The district court properly granted Dutton a permanent injunction based on her as-applied challenge to Rule 4.1(A)(11), but it abused its discretion because it improperly applied the law in denying her the same relief based on her as-applied challenges to Rules 1.2 and 2.4(B). See Herman Miller, Inc., 270 F.3d at 317. Dutton showed that the JCC’s enforcement of all three Rules as applied to her speech violated her constitutional rights, so she established actual success. See Connection Distrib. Co. v. Reno, 154 F.3d 281, 288 (6th Cir. 1998). And it is “well-settled” that even short deprivations of First Amendment freedoms “unquestionably Nos. 25-5352/5391 Dutton v. Shaffer, et al. Page 24
constitute[] irreparable injury,” so Dutton has established irreparable harm because the defendants violated her free speech rights. See id. (quoting Elrod v. Burns, 427 U.S. 347, 373 (1976) (plurality opinion)).
Moreover, the entry of a permanent injunction enjoining the application of the Rules to Dutton’s speech poses no harm to the public. And while the JCC has an interest in constitutionally enforcing the KCJC, it suffers no harm from our preventing its unconstitutional enforcement of the Rules. See Connection Distrib. Co., 154 F.3d at 288. Finally, it is “always in the public interest to prevent the violation of a party’s constitutional rights.” G & V Lounge, Inc. v. Mich. Liquor Control Comm’n, 23 F.3d 1071, 1079 (6th Cir. 1994); accord Dayton Area Visually Impaired Persons, Inc. v. Fisher, 70 F.3d 1474, 1490 (6th Cir. 1995).
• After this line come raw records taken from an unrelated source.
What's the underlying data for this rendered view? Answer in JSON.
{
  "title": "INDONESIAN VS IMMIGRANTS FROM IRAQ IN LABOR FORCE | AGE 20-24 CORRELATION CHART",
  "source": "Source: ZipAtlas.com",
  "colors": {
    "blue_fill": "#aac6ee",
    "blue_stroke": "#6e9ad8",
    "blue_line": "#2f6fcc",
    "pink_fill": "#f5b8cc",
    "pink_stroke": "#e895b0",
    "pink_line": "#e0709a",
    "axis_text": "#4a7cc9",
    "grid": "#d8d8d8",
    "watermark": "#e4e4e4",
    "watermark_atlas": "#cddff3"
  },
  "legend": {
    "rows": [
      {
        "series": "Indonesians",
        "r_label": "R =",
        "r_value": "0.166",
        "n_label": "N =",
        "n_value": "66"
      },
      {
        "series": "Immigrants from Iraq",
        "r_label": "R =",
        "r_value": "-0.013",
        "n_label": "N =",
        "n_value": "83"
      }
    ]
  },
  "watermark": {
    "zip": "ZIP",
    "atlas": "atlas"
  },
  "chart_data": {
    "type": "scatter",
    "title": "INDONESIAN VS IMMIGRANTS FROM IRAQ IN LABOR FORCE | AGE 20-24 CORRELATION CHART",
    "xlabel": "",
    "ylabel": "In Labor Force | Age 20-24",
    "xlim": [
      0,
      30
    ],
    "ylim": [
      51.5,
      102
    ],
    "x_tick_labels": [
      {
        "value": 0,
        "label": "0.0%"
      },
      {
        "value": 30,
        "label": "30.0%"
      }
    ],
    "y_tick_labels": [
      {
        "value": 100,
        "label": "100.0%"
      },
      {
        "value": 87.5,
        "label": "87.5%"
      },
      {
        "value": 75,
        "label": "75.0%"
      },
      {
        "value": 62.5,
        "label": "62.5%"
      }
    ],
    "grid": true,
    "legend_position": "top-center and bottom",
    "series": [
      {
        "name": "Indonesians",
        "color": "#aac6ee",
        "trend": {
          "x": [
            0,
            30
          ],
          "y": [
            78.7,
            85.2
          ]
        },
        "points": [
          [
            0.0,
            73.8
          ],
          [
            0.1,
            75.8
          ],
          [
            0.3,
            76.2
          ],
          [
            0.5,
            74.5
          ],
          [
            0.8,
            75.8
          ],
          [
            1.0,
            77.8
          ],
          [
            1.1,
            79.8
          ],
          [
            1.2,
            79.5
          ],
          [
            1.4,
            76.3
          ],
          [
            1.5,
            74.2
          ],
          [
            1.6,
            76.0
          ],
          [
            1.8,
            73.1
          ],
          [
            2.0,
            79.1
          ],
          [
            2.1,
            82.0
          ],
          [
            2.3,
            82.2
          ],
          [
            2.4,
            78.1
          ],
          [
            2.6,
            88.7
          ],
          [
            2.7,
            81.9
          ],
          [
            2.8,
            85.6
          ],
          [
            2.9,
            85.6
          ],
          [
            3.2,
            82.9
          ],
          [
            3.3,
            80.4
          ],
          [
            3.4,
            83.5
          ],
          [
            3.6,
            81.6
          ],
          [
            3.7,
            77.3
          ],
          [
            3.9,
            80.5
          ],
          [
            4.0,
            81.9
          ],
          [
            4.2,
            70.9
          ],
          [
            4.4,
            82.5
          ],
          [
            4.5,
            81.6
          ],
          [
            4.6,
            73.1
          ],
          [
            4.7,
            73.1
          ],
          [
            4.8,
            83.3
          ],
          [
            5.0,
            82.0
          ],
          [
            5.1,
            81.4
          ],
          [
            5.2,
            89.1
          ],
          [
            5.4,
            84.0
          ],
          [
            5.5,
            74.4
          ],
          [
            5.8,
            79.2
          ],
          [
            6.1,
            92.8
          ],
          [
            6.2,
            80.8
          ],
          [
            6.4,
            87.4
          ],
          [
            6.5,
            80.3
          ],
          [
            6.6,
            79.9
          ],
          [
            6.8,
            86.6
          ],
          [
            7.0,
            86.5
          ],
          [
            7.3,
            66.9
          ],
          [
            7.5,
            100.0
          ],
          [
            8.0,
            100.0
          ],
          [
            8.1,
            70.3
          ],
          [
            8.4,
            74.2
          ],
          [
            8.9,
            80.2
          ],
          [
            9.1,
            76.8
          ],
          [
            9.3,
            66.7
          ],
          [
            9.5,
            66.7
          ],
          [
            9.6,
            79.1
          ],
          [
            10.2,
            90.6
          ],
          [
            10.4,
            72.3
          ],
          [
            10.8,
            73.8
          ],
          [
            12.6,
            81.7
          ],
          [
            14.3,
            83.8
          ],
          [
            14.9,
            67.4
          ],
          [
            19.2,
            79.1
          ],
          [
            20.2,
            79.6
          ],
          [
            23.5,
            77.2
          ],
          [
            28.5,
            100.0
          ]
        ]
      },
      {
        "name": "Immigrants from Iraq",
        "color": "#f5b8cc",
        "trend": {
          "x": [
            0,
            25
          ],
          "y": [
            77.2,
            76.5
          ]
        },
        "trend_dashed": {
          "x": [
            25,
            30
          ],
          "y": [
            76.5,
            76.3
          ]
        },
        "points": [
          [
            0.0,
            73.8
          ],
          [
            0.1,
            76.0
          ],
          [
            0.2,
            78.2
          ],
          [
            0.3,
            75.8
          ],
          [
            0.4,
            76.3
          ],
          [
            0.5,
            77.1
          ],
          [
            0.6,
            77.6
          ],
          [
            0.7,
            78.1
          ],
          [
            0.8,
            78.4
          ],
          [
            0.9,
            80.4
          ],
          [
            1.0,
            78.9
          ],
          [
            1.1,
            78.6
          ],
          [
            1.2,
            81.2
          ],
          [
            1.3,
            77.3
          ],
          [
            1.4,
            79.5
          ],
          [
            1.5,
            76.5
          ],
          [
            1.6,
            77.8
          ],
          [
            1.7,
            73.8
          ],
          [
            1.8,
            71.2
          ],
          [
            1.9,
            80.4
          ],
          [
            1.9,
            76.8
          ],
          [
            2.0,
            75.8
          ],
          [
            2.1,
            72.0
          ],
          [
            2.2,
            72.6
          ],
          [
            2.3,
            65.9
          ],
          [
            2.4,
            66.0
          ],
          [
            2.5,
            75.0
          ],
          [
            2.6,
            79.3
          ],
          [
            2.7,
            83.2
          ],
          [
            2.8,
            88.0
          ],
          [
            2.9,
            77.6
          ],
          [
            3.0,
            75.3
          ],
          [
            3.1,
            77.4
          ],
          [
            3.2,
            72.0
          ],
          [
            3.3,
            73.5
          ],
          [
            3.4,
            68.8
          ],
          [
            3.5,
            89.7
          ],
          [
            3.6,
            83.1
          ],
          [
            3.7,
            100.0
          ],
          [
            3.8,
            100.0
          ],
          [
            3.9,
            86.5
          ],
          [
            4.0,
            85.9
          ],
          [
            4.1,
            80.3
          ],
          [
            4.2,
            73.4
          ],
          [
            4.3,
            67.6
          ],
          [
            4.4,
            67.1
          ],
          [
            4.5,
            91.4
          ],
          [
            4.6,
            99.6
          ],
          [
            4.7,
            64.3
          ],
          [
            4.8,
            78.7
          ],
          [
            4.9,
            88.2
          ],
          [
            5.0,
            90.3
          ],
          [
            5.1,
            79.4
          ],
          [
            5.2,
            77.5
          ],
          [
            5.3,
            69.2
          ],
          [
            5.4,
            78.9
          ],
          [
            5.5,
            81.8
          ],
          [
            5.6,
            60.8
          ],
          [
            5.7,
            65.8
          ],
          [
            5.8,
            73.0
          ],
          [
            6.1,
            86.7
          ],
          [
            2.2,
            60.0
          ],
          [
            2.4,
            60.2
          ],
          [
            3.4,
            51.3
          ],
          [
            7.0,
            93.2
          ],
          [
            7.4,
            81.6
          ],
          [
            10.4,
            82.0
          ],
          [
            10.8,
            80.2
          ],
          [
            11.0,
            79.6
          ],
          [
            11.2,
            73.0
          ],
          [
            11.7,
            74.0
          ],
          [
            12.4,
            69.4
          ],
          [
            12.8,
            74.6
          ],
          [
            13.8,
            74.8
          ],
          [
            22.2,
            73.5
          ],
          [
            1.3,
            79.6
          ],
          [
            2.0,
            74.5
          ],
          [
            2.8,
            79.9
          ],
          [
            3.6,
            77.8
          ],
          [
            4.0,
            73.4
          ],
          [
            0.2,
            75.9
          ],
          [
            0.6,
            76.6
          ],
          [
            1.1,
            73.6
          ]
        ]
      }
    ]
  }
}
Dutton is entitled to a permanent injunction enjoining the enforcement of Rules 4.1(A)(11), 1.2, and 2.4(B) as applied to her speech.
V.
For the foregoing reasons, we affirm the district court’s grant of partial summary judgment to Dutton based on her as-applied challenge to Rule 4.1(A)(11) and affirm its entry of a permanent injunction enjoining the JCC’s enforcement of Rule 4.1(A)(11) against Dutton. We reverse the district court’s grant of partial summary judgment to the JCC with respect to its enforcement of Rules 1.2 and 2.4(B) against Dutton and reverse its denial of a permanent injunction enjoining the JCC’s enforcement of Rules 1.2 and 2.4(B). On remand, the district court is ordered to grant summary judgment to Dutton based on her as-applied challenges to Rules 1.2 and 2.4(B) and enter a permanent injunction enjoining the JCC’s enforcement of those Rules against Dutton.